C#のリテラルで使える小文字のサフィックス(u・l・ul・f)の使い方を解説
C#では、リテラルに「u」「l」「ul」「f」などの小文字のサフィックス(接尾辞)を付けることで、そのリテラルの型を明示的に指定できます。
// l は long 型を表す long a = 29876l;
サフィックスは数値リテラルに対して使用でき、コンパイラに対して「このリテラルが特定の型であること」を伝える役割を果たします。
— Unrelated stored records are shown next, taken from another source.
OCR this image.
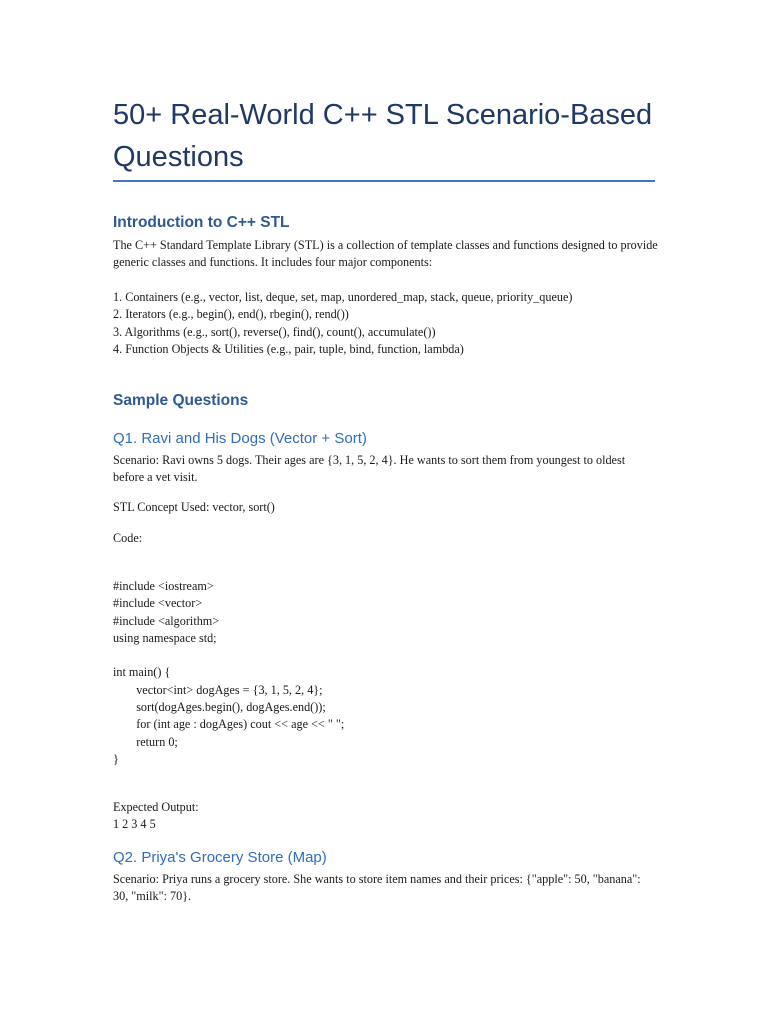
50+ Real-World C++ STL Scenario-Based Questions
Introduction to C++ STL

The C++ Standard Template Library (STL) is a collection of template classes and functions designed to provide generic classes and functions. It includes four major components:

1. Containers (e.g., vector, list, deque, set, map, unordered_map, stack, queue, priority_queue)
2. Iterators (e.g., begin(), end(), rbegin(), rend())
3. Algorithms (e.g., sort(), reverse(), find(), count(), accumulate())
4. Function Objects & Utilities (e.g., pair, tuple, bind, function, lambda)
Sample Questions
Q1. Ravi and His Dogs (Vector + Sort)

Scenario: Ravi owns 5 dogs. Their ages are {3, 1, 5, 2, 4}. He wants to sort them from youngest to oldest before a vet visit.

STL Concept Used: vector, sort()

Code:

#include <iostream>
#include <vector>
#include <algorithm>
using namespace std;
int main() {
vector<int> dogAges = {3, 1, 5, 2, 4};
sort(dogAges.begin(), dogAges.end());
for (int age : dogAges) cout << age << " ";
return 0;
}
Expected Output:
1 2 3 4 5
Q2. Priya's Grocery Store (Map)

Scenario: Priya runs a grocery store. She wants to store item names and their prices: {"apple": 50, "banana": 30, "milk": 70}.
これにより、意図しない暗黙的な型変換を防ぎ、コードの意図を明確にできます。
主なサフィックスの種類
- u / U:uint 型(符号なし整数)
- l / L:long 型
- ul / UL:ulong 型(符号なし長整数)
- f / F:float 型(単精度浮動小数点数)
- d / D:double 型
- m / M:decimal 型
コード例
以下は、小文字のサフィックスを使用した実際のコード例です。
using System.IO;
using System;
public class Program {
public static void Main() {
long a = 29876l;
float b = 95.10f;
Console.WriteLine(a);
Console.WriteLine(b);
}
}
上記の例を実行すると、次の出力が得られます。ただし、同時に「The `l' suffix is easily confused with the digit `1' (use `L' for clarity)」という警告メッセージも表示されます。これは「小文字の l サフィックスは数字の 1 と紛らわしいので、可読性を高めるために大文字の L を使ってください」という意味です。
このように、小文字の「l」は数字の「1」と視覚的に見分けにくいため、C#では long 型のリテラルには大文字の「L」を使用することが推奨されています。